How and why to create a good validation set - tatadada
http://www.fast.ai/2017/11/13/validation-sets/
======
nl
In warfare amateurs talk tactics and professionals study logistics. In machine
learning amateurs talk models and professionals build good
test/train/validation sets.

It's an open secret on Kaggle that a good validation procedure is what
separates the top of the leaderboard from the rest. People are happy to share
their modelling insights and their ensembling processes, but it is very very
rare to see some share their test/train/validation splits before a competition
is finished.

------
cdancette
TL;DR : a random subset of the data is not always the best choice. Ex: for
time series you might want to choose a chunk of time (consecutive examples)

------
kmike84
The article is good, but "The dangers of cross-validation" section is wrong.

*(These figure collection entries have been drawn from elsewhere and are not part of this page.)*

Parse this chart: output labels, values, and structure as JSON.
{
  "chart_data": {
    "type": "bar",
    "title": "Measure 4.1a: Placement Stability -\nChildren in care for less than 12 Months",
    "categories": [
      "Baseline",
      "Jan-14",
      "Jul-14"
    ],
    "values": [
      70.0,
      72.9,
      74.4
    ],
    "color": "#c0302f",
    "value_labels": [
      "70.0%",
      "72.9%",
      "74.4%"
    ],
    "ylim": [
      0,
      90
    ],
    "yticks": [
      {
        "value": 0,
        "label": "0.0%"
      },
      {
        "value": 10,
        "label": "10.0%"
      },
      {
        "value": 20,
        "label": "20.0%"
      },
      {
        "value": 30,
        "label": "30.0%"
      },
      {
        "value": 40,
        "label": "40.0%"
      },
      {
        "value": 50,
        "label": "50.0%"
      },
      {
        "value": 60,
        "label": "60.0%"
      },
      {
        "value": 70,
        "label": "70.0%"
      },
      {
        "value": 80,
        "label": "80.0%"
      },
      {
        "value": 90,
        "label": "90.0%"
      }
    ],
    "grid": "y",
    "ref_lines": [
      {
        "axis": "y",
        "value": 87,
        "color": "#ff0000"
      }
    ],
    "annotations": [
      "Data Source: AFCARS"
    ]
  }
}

Cross-validation means you split your data into folds and run multiple
experiments, getting better data efficiency as compared to a single split.
Splits don't have to be random.

scikit-learn provides GroupKFold and TimeSeriesSplit objects to use with
cross-validation which address exactly the problems described in the article.

Cross-validation is not a panacea, in real world there are many other issues -
e.g. it is common to have a training dataset which doesn't represent
production data distribution, often because such dataset turns out to be much
cheaper to get.

Andrew Ng's [http://www.mlyearning.org/](http://www.mlyearning.org/) is a
great resource on this; it discusses real-world problems with
train/test/validation splits and gives practical advice, can't recommend it
highly enough.